First-in-class RNA pipeline

Avidity develops Antibody Oligonucleotide Conjugates (AOCs™), which deliver RNA payloads directly to muscle tissue. The RNA payloads are designed to silence disease-causing genes, restore muscle function, and slow disease progression. The three late-stage programmes target Duchenne muscular dystrophy (DMD, Phase 1/2 EXPLORE44®, delpacibart zotadirsen, del-zota), facioscapulohumeral muscular dystrophy (FSHD, Phase 1/2 FORTITUDE™, delpacibart braxlosiran, del-brax) and myotonic dystrophy type 1 (DM1, Phase 3 HARBOR™, del-desiran).

Competitive landscape

Avidity competes with several RNA-based neuromuscular programmes:

  • Dyne Therapeutics (FORCE™): Antibody-oligonucleotide conjugates targeting TfR1 to silence DMPK mRNA in muscle cells, aiming to normalize splicing in DM1.

  • Sarepta Therapeutics (Exon-Skipping ASOs): Antisense oligonucleotides that skip specific Dystrophin exons to produce functional protein in DMD.

  • Wave Life Sciences (Stereopure Oligonucleotides): Chemically precise oligonucleotides targeting Dystrophin exons to restore correct splicing and protein expression.

  • Ionis Pharmaceuticals (Antisense Oligonucleotides): Oligonucleotides that modulate splicing or mRNA stability to reduce or restore expression of disease genes.

Each approach differs in delivery, target specificity, and chemical design.
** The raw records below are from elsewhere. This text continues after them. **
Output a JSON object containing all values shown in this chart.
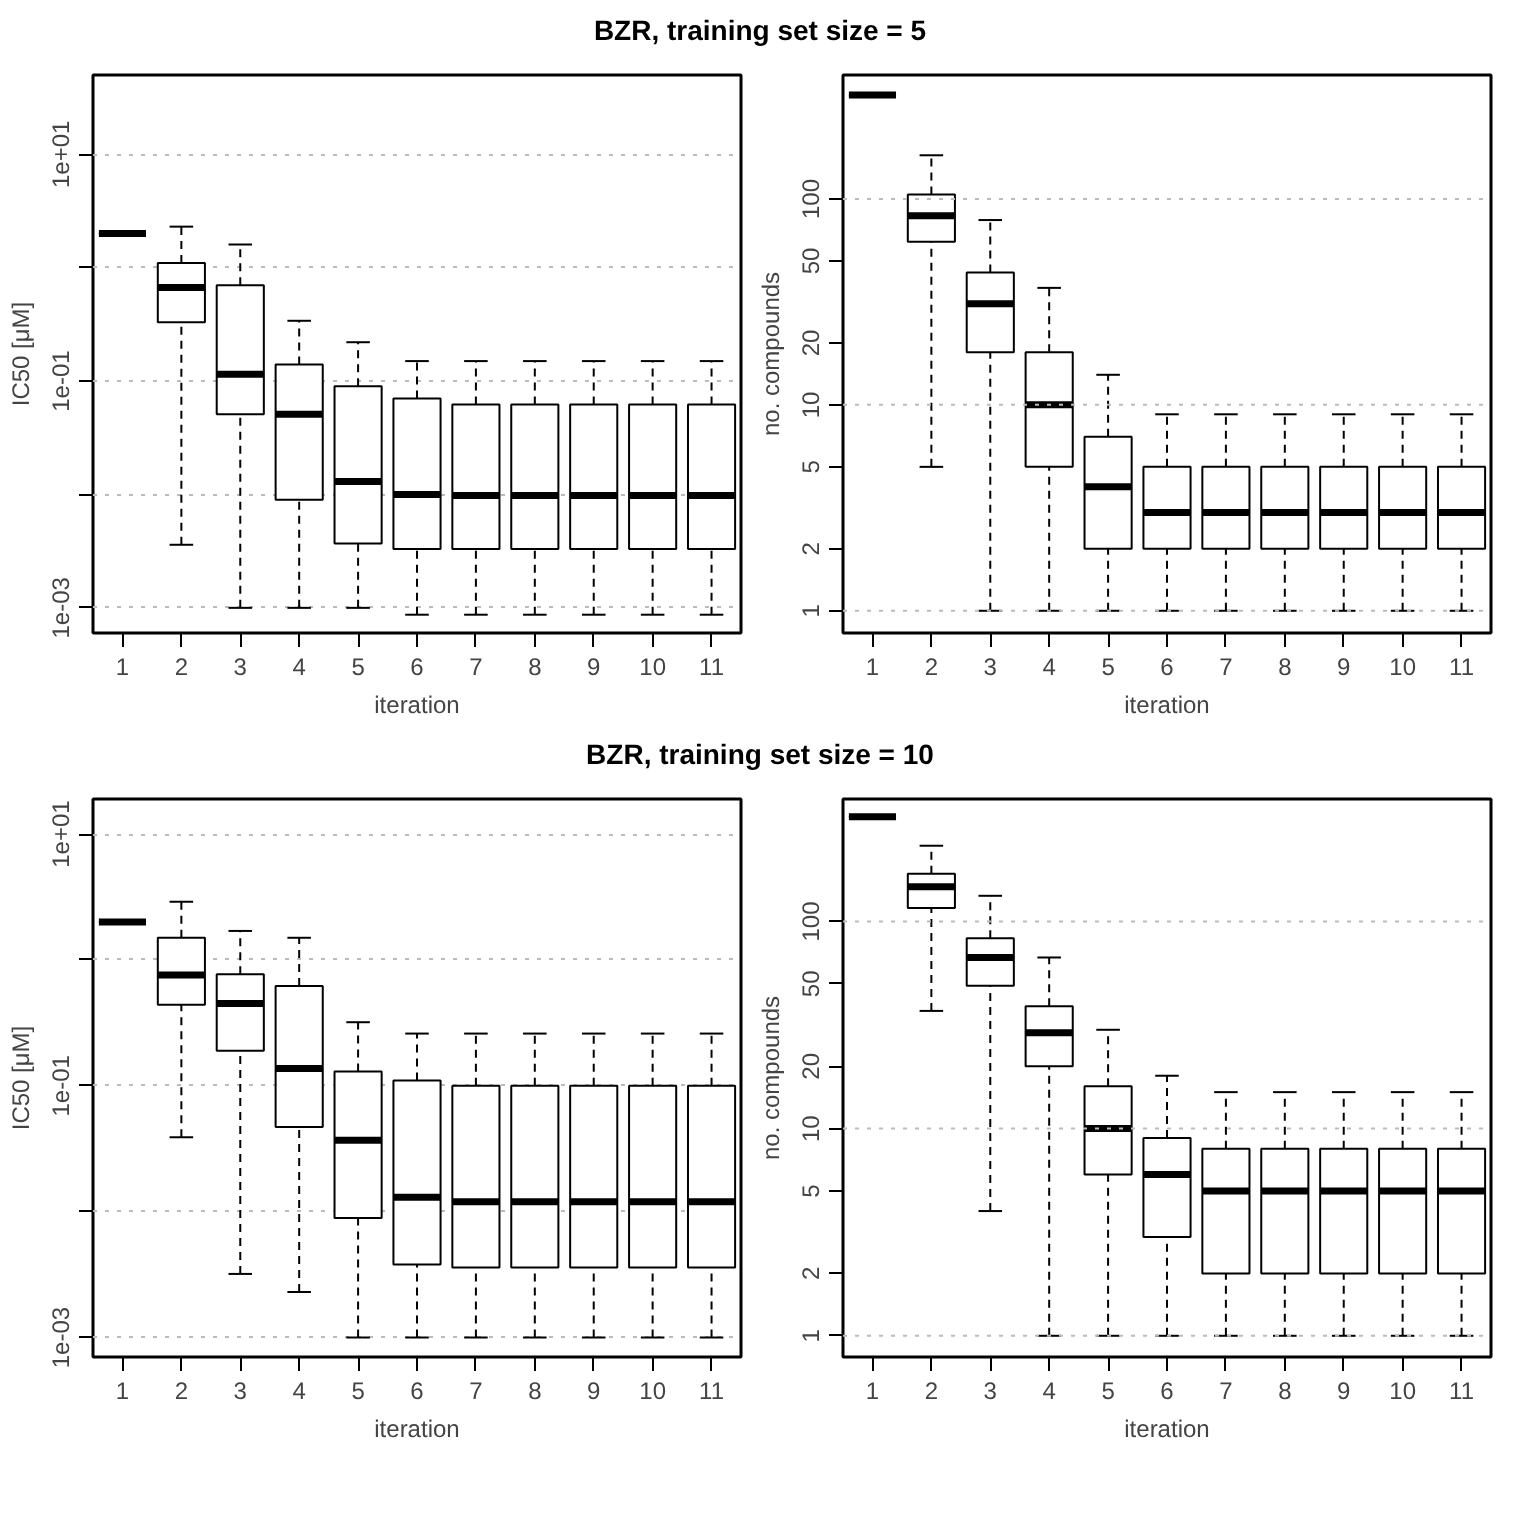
{
  "chart_data": [
    {
      "type": "box",
      "title": "BZR, training set size = 5",
      "xlabel": "iteration",
      "ylabel": "IC50 [μM]",
      "log": true,
      "grid": "y",
      "categories": [
        "1",
        "2",
        "3",
        "4",
        "5",
        "6",
        "7",
        "8",
        "9",
        "10",
        "11"
      ],
      "ylim": [
        0.0006,
        50
      ],
      "yticks": [
        {
          "value": 10,
          "label": "1e+01"
        },
        {
          "value": 1,
          "label": null
        },
        {
          "value": 0.1,
          "label": "1e-01"
        },
        {
          "value": 0.01,
          "label": null
        },
        {
          "value": 0.001,
          "label": "1e-03"
        }
      ],
      "boxes": [
        {
          "low": 2,
          "q1": 2,
          "median": 2,
          "q3": 2,
          "high": 2
        },
        {
          "low": 0.0036,
          "q1": 0.33,
          "median": 0.67,
          "q3": 1.1,
          "high": 2.3
        },
        {
          "low": 0.001,
          "q1": 0.051,
          "median": 0.115,
          "q3": 0.7,
          "high": 1.6
        },
        {
          "low": 0.001,
          "q1": 0.009,
          "median": 0.051,
          "q3": 0.14,
          "high": 0.34
        },
        {
          "low": 0.001,
          "q1": 0.0037,
          "median": 0.013,
          "q3": 0.09,
          "high": 0.22
        },
        {
          "low": 0.00087,
          "q1": 0.0033,
          "median": 0.01,
          "q3": 0.07,
          "high": 0.15
        },
        {
          "low": 0.00087,
          "q1": 0.0033,
          "median": 0.0098,
          "q3": 0.062,
          "high": 0.15
        },
        {
          "low": 0.00087,
          "q1": 0.0033,
          "median": 0.0098,
          "q3": 0.062,
          "high": 0.15
        },
        {
          "low": 0.00087,
          "q1": 0.0033,
          "median": 0.0098,
          "q3": 0.062,
          "high": 0.15
        },
        {
          "low": 0.00087,
          "q1": 0.0033,
          "median": 0.0098,
          "q3": 0.062,
          "high": 0.15
        },
        {
          "low": 0.00087,
          "q1": 0.0033,
          "median": 0.0098,
          "q3": 0.062,
          "high": 0.15
        }
      ]
    },
    {
      "type": "box",
      "xlabel": "iteration",
      "ylabel": "no. compounds",
      "log": true,
      "categories": [
        "1",
        "2",
        "3",
        "4",
        "5",
        "6",
        "7",
        "8",
        "9",
        "10",
        "11"
      ],
      "ylim": [
        0.78,
        400
      ],
      "yticks": [
        1,
        2,
        5,
        10,
        20,
        50,
        100
      ],
      "ref_lines": [
        {
          "axis": "y",
          "value": 1,
          "color": "#bbbbbb",
          "line_style": "dotted"
        },
        {
          "axis": "y",
          "value": 10,
          "color": "#bbbbbb",
          "line_style": "dotted"
        },
        {
          "axis": "y",
          "value": 100,
          "color": "#bbbbbb",
          "line_style": "dotted"
        }
      ],
      "boxes": [
        {
          "low": 320,
          "q1": 320,
          "median": 320,
          "q3": 320,
          "high": 320
        },
        {
          "low": 5,
          "q1": 62,
          "median": 83,
          "q3": 105,
          "high": 163
        },
        {
          "low": 1,
          "q1": 18,
          "median": 31,
          "q3": 44,
          "high": 79
        },
        {
          "low": 1,
          "q1": 5,
          "median": 10,
          "q3": 18,
          "high": 37
        },
        {
          "low": 1,
          "q1": 2,
          "median": 4,
          "q3": 7,
          "high": 14
        },
        {
          "low": 1,
          "q1": 2,
          "median": 3,
          "q3": 5,
          "high": 9
        },
        {
          "low": 1,
          "q1": 2,
          "median": 3,
          "q3": 5,
          "high": 9
        },
        {
          "low": 1,
          "q1": 2,
          "median": 3,
          "q3": 5,
          "high": 9
        },
        {
          "low": 1,
          "q1": 2,
          "median": 3,
          "q3": 5,
          "high": 9
        },
        {
          "low": 1,
          "q1": 2,
          "median": 3,
          "q3": 5,
          "high": 9
        },
        {
          "low": 1,
          "q1": 2,
          "median": 3,
          "q3": 5,
          "high": 9
        }
      ]
    },
    {
      "type": "box",
      "title": "BZR, training set size = 10",
      "xlabel": "iteration",
      "ylabel": "IC50 [μM]",
      "log": true,
      "grid": "y",
      "categories": [
        "1",
        "2",
        "3",
        "4",
        "5",
        "6",
        "7",
        "8",
        "9",
        "10",
        "11"
      ],
      "ylim": [
        0.0007,
        19
      ],
      "yticks": [
        {
          "value": 10,
          "label": "1e+01"
        },
        {
          "value": 1,
          "label": null
        },
        {
          "value": 0.1,
          "label": "1e-01"
        },
        {
          "value": 0.01,
          "label": null
        },
        {
          "value": 0.001,
          "label": "1e-03"
        }
      ],
      "boxes": [
        {
          "low": 2,
          "q1": 2,
          "median": 2,
          "q3": 2,
          "high": 2
        },
        {
          "low": 0.039,
          "q1": 0.44,
          "median": 0.76,
          "q3": 1.5,
          "high": 2.9
        },
        {
          "low": 0.0032,
          "q1": 0.19,
          "median": 0.45,
          "q3": 0.77,
          "high": 1.7
        },
        {
          "low": 0.0023,
          "q1": 0.047,
          "median": 0.137,
          "q3": 0.62,
          "high": 1.5
        },
        {
          "low": 0.001,
          "q1": 0.0089,
          "median": 0.037,
          "q3": 0.13,
          "high": 0.32
        },
        {
          "low": 0.001,
          "q1": 0.0038,
          "median": 0.013,
          "q3": 0.11,
          "high": 0.26
        },
        {
          "low": 0.001,
          "q1": 0.0036,
          "median": 0.012,
          "q3": 0.1,
          "high": 0.26
        },
        {
          "low": 0.001,
          "q1": 0.0036,
          "median": 0.012,
          "q3": 0.1,
          "high": 0.26
        },
        {
          "low": 0.001,
          "q1": 0.0036,
          "median": 0.012,
          "q3": 0.1,
          "high": 0.26
        },
        {
          "low": 0.001,
          "q1": 0.0036,
          "median": 0.012,
          "q3": 0.1,
          "high": 0.26
        },
        {
          "low": 0.001,
          "q1": 0.0036,
          "median": 0.012,
          "q3": 0.1,
          "high": 0.26
        }
      ]
    },
    {
      "type": "box",
      "xlabel": "iteration",
      "ylabel": "no. compounds",
      "log": true,
      "categories": [
        "1",
        "2",
        "3",
        "4",
        "5",
        "6",
        "7",
        "8",
        "9",
        "10",
        "11"
      ],
      "ylim": [
        0.79,
        390
      ],
      "yticks": [
        1,
        2,
        5,
        10,
        20,
        50,
        100
      ],
      "ref_lines": [
        {
          "axis": "y",
          "value": 1,
          "color": "#bbbbbb",
          "line_style": "dotted"
        },
        {
          "axis": "y",
          "value": 10,
          "color": "#bbbbbb",
          "line_style": "dotted"
        },
        {
          "axis": "y",
          "value": 100,
          "color": "#bbbbbb",
          "line_style": "dotted"
        }
      ],
      "boxes": [
        {
          "low": 320,
          "q1": 320,
          "median": 320,
          "q3": 320,
          "high": 320
        },
        {
          "low": 37,
          "q1": 116,
          "median": 147,
          "q3": 170,
          "high": 232
        },
        {
          "low": 4,
          "q1": 49,
          "median": 67,
          "q3": 83,
          "high": 133
        },
        {
          "low": 1,
          "q1": 20,
          "median": 29,
          "q3": 39,
          "high": 67
        },
        {
          "low": 1,
          "q1": 6,
          "median": 10,
          "q3": 16,
          "high": 30
        },
        {
          "low": 1,
          "q1": 3,
          "median": 6,
          "q3": 9,
          "high": 18
        },
        {
          "low": 1,
          "q1": 2,
          "median": 5,
          "q3": 8,
          "high": 15
        },
        {
          "low": 1,
          "q1": 2,
          "median": 5,
          "q3": 8,
          "high": 15
        },
        {
          "low": 1,
          "q1": 2,
          "median": 5,
          "q3": 8,
          "high": 15
        },
        {
          "low": 1,
          "q1": 2,
          "median": 5,
          "q3": 8,
          "high": 15
        },
        {
          "low": 1,
          "q1": 2,
          "median": 5,
          "q3": 8,
          "high": 15
        }
      ]
    }
  ]
}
Avidity’s AOCs combine tissue-targeted delivery via TfR1 with gene-silencing RNA payloads, offering potentially higher precision and muscle uptake compared to competitors.

Deal details

Prior to the closing of the merger, Avidity will spin out its early-stage precision cardiology programmes into a separate company (SpinCo). This includes collaborations and assets related to heart-focused RNA therapies. SpinCo’s assets may trigger rights of first negotiation with existing partners if sold.

The acquisition is expected to raise Novartis’ 2024-2029 sales CAGR from +5% to +6%, offering significant long-term shareholder value.

Under the merger agreement, Avidity shareholders will receive US$72.00 per share in cash, a 46% premium to the October 24, 2025 closing price. The fully diluted value of Avidity is US$12bn, with an enterprise value of US$11bn at expected closing.